Figure 4. Lactose blockage of C. albicans binding to murine macrophages. Representative flow cytometry analysis of CAF2 and cek1 (marked with FITC) binding to murine macrophages (MΦ – Raw 264.7 cell line) at MOI 10:1 (yeast: MΦ) and 30 min. interaction time on ice. Blockage with lactose (100 mM) was made 30 min. prior infection. The graphic shows the percentage of bound yeasts from independent experiments (n = 4). * p < 0.05.
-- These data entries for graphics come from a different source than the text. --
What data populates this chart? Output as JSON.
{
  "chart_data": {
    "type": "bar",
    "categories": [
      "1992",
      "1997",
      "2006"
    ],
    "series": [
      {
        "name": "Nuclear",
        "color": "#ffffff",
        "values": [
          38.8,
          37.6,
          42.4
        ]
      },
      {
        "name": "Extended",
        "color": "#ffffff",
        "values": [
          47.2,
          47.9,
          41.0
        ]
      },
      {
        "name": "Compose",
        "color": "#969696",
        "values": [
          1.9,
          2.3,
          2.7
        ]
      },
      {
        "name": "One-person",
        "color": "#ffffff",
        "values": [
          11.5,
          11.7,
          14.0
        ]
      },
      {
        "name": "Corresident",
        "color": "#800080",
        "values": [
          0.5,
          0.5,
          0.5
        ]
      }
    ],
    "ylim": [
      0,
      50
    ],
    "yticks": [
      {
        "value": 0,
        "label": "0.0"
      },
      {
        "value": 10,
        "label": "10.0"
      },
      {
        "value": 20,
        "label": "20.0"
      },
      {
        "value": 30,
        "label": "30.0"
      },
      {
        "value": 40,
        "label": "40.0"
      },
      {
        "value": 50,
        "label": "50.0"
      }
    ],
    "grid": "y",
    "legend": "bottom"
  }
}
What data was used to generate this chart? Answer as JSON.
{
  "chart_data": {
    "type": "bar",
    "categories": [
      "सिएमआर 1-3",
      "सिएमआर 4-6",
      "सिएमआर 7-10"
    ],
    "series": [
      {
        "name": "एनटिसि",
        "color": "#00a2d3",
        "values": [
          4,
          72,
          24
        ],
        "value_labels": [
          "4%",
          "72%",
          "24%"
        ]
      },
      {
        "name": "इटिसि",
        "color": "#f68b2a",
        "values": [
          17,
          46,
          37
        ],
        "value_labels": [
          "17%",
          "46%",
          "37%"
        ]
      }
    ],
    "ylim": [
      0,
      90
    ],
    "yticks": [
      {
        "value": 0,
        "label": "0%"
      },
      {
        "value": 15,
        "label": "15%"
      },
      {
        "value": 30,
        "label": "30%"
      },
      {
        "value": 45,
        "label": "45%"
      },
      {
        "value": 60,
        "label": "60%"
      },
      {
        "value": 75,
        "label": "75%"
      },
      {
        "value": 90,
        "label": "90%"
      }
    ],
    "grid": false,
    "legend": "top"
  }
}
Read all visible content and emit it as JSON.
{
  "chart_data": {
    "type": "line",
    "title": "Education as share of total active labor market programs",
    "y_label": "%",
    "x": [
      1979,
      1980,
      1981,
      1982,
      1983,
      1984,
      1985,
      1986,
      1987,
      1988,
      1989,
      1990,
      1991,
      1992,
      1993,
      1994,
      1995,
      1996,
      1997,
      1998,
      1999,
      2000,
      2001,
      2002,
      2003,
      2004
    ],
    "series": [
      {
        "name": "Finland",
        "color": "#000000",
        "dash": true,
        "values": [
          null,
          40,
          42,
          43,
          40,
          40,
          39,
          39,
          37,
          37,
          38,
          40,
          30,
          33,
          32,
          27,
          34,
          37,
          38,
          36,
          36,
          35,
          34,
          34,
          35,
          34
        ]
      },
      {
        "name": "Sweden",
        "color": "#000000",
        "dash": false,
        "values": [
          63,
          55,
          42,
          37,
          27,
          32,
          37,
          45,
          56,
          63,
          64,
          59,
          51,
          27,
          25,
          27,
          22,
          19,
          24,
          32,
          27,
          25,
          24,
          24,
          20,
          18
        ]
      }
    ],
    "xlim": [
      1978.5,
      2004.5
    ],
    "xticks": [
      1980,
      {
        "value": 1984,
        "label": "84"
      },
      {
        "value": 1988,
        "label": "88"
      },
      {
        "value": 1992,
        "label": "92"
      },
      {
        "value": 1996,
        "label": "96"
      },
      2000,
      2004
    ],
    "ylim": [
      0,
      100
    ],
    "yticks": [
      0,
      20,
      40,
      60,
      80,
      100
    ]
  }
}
Figure 5. For figure legend, see page 10
Figure 5. Analysis of galectin‑3 expression by murine macrophages upon interaction with C. albicans cells. (A) Phagocytosis by murine macrophages of the cek1 and hst7 mutants vs. the CAF2 wild type strain. Percentage of phagocytosed fungal cells (Upper subfigure) or Phagocytic index (Lower subfigure) assessed by counting number of internalized yeast per 100 phagocytes (at least 10 fields on each immunofluorescence carried out in duplicate). Data from phagocytic assays were collected in at least 3 independent experiments. (*p < 0.05, ** p < 0.01). Fluorescent microscopy images showing extracellular yeast (blue) and both extra and intracellular yeast (green) are shown. (B) Immunodetection analysis of cells recovered from interaction studies between C. albicans and murine macrophages. Wild type (CAF2) or cek1 mutant cells were added to a confluent monolayer of macrophages (Raw 264.7 – MΦ) at MOI 10:1 (yeast: MΦ) and let to interact at 37ºC. Cells were collected at the indicated time-points and treated for immunoblot detection of MAPKs and ERKs activation pattern (anti-phospho-p44/42) as well as for detection of galectin‑3 expression (anti‑galectin‑3). Anti-actin was used as loading control. (C) Immunofluorescence microscopy analysis of C. albicans cells (CAF2 and cek1) interacting with murine macrophages (MOI: 1:1, yeast: MΦ). Yeast cells are constitutively expressing RFP (visible in red) while galectin‑3 is visible in green. Right pictures are fluorescence merged images of green and red channels, while left pictures include the phase contrast image for clarity. Control macrophages without Candida cells are shown as -.
Figure 6. Role of galectin‑3 in a mouse model of systemic infection. 0.6 × 106 cells of C. albicans were infected via the tail vein in galectin-3+/+ (wild type) and galectin-3−/− (knockout) C57BL/6J mice (CAF2: n = 3; cek1: n = 6). (A) Mice survival after C. albicans systemic infection. Statistical analysis was measured by log rank (Mantel-Cox) test, *p < 0.05, **p < 0.01. (B) Weight loss of infected mice during the survival assay. Data is shown as the weight mean of all mice until 50% of the infected group remained alive, related to initial individual weight prior to the infection. (C) Post-mortem analysis of fungal burden in target organs. *p < 0.05, **p < 0.01.